The panelists were Sherry Marcus, managing director, co-head, at Blackrock AI Labs; Claudia Perlich, senior data scientist at Two Sigma; Lisa Schirf, former chief operating officer, data strategies group and AI research at Citadel; and Sameena Shah, managing director, head of data science, at S&P Global Ratings.

"Data science is called a science but is also a craft because you get better doing it over and over again," Perlich said.

The experts offered advice, described career paths and discussed issues such as automation and privacy. Nugent moderated the panel.

“We are so incredibly proud of the data science community in Pittsburgh and beyond. There really is not a richer location. It’s an area of the country that is small enough that everyone gets to know everyone but rich enough to support an incredible array of undergraduate and graduate programs, industry partners, nonprofit, government, it’s all here,” Nugent said.

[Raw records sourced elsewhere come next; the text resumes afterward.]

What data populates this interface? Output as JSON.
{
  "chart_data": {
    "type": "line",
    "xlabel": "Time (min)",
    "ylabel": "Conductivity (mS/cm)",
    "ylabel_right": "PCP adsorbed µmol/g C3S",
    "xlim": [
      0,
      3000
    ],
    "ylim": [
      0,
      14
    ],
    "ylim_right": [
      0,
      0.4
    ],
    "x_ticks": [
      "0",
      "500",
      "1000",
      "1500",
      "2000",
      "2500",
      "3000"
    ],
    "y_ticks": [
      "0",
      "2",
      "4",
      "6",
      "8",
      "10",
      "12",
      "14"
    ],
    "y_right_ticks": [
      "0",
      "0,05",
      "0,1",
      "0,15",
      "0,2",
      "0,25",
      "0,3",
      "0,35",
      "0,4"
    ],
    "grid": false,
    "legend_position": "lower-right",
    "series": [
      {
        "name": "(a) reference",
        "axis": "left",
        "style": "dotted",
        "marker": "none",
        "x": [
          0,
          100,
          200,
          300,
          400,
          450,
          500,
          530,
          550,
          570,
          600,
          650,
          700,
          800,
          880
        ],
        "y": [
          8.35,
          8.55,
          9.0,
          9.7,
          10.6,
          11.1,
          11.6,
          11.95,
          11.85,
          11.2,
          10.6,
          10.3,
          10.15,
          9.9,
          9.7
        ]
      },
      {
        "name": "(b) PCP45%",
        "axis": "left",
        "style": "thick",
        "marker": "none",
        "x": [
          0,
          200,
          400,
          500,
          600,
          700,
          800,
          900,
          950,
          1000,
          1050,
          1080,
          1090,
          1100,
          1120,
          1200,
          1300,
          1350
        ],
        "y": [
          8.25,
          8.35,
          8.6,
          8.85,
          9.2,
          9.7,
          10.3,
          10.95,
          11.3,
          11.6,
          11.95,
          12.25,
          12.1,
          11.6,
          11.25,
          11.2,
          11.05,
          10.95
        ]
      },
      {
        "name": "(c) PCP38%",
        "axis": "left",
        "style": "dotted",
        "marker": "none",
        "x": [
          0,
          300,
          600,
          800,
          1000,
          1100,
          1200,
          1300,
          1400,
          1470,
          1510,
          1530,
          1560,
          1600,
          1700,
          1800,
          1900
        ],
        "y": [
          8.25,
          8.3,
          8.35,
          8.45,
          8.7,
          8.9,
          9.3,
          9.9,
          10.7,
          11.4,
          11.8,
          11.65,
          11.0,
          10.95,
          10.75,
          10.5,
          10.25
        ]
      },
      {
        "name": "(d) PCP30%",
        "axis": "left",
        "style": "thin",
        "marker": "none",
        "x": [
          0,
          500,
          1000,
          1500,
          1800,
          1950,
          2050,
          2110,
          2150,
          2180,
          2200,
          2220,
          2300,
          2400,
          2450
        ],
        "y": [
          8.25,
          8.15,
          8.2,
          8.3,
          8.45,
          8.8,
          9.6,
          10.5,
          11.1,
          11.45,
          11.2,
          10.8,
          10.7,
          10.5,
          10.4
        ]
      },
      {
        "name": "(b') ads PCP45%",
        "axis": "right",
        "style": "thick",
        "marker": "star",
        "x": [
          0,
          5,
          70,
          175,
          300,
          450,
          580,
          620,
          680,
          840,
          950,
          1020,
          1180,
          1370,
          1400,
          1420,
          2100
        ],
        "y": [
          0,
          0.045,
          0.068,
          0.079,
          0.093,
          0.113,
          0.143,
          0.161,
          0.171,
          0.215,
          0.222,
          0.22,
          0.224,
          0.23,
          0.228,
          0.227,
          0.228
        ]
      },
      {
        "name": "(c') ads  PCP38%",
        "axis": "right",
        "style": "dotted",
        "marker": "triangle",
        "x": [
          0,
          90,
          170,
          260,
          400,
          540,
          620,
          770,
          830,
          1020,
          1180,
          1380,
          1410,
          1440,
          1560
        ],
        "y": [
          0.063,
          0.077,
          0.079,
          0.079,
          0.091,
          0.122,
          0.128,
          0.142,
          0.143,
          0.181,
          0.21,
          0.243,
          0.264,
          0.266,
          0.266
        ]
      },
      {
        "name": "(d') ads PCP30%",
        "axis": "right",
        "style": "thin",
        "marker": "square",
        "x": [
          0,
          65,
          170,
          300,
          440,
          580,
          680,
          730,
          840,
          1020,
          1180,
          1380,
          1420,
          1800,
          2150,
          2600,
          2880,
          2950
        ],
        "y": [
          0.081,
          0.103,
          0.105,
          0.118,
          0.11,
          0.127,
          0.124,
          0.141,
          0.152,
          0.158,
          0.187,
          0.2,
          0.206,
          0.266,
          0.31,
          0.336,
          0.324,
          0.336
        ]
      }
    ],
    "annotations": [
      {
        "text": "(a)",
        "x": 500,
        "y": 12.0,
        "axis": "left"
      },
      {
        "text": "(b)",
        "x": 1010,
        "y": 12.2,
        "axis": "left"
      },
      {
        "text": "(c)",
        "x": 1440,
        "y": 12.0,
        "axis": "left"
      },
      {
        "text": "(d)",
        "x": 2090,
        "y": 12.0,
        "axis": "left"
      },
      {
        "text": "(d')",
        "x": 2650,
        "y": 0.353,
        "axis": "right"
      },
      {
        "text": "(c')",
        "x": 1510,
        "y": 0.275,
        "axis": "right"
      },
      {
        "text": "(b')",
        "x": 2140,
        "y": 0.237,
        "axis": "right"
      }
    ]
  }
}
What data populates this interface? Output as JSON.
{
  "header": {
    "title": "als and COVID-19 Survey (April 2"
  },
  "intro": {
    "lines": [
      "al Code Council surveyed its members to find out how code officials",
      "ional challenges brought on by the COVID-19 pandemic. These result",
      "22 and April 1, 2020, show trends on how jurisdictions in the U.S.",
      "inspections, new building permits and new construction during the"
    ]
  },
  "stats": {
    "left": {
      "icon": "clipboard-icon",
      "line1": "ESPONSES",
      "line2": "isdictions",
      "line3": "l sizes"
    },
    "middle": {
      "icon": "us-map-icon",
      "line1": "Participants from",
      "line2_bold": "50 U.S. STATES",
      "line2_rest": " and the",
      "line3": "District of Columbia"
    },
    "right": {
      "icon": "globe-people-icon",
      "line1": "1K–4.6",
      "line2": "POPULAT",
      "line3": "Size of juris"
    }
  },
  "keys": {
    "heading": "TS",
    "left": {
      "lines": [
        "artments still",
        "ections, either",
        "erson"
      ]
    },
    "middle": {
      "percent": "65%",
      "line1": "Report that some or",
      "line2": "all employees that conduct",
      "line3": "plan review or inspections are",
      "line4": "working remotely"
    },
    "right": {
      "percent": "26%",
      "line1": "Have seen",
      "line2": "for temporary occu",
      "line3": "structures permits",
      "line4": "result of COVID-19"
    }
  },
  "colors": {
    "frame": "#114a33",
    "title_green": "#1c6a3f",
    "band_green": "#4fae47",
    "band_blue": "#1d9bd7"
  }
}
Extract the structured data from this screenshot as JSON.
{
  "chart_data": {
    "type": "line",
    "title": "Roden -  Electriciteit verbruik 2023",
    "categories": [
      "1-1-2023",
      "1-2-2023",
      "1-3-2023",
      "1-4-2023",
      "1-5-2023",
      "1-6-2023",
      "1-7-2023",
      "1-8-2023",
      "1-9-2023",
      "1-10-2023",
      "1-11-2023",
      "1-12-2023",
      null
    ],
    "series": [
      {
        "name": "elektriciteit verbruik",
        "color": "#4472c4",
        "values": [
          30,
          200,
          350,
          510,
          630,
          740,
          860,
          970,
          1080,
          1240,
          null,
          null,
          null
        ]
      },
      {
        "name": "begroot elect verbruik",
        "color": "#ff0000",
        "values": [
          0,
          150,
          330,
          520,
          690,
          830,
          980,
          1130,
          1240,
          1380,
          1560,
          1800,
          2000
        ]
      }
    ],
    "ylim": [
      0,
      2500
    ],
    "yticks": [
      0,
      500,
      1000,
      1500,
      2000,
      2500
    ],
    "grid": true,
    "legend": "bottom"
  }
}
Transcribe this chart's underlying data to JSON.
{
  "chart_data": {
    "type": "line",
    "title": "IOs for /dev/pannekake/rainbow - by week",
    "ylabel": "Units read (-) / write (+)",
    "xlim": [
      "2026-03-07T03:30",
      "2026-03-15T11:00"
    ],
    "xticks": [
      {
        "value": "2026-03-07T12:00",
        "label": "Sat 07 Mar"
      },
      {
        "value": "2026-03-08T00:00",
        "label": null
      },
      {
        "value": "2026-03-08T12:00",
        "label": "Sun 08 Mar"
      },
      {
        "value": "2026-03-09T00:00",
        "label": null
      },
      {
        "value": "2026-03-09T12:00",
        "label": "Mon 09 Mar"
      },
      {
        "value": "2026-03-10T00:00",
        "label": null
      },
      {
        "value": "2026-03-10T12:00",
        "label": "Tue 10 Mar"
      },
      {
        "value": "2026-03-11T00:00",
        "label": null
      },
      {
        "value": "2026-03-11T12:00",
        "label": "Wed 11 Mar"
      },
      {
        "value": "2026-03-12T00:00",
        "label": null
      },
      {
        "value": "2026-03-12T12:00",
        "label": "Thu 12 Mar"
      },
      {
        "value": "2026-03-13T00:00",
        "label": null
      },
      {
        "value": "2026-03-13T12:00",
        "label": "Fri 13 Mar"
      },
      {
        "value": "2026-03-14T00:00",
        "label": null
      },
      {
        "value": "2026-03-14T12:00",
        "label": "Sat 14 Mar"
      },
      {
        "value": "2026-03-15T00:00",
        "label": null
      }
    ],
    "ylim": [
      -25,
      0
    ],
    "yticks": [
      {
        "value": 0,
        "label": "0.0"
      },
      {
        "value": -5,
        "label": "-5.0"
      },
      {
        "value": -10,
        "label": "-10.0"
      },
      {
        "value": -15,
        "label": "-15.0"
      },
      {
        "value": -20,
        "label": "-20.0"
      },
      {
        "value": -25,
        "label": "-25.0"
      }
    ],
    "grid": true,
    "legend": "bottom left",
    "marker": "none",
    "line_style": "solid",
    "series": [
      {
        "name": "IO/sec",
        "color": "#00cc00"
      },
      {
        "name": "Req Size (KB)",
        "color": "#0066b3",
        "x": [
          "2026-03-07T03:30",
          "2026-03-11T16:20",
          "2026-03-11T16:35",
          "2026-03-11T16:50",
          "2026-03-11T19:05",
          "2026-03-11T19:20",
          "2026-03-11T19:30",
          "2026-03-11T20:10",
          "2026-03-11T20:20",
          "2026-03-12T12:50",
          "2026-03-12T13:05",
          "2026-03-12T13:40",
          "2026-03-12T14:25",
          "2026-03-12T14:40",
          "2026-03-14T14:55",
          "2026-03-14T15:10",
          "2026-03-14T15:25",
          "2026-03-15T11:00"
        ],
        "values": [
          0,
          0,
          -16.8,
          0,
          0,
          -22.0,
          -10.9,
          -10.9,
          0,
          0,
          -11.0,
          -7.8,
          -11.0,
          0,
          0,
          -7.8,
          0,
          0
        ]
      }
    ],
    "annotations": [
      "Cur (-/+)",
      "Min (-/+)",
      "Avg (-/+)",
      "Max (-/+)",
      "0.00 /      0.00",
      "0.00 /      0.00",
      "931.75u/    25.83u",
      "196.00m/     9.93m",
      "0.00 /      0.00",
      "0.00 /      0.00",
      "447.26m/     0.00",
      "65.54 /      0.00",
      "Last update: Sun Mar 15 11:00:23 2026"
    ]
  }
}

Event sponsors included Avenue 4 Analytics, Microsoft, Principal, Thermo Fisher Scientific and others. CMU’s Heinz College of Information Systems of Public Policy, Amazon Alexa, Novetta, SymphonyRM and Target sponsored student scholarships.

“To be able to get everyone together working on really interesting, collaborative problems, that’s a gift,” Nugent said.

Pictured above: Katharina Best, associate research department director and operations researcher at RAND, delivers the Women in Data Science Pittsburgh keynote address.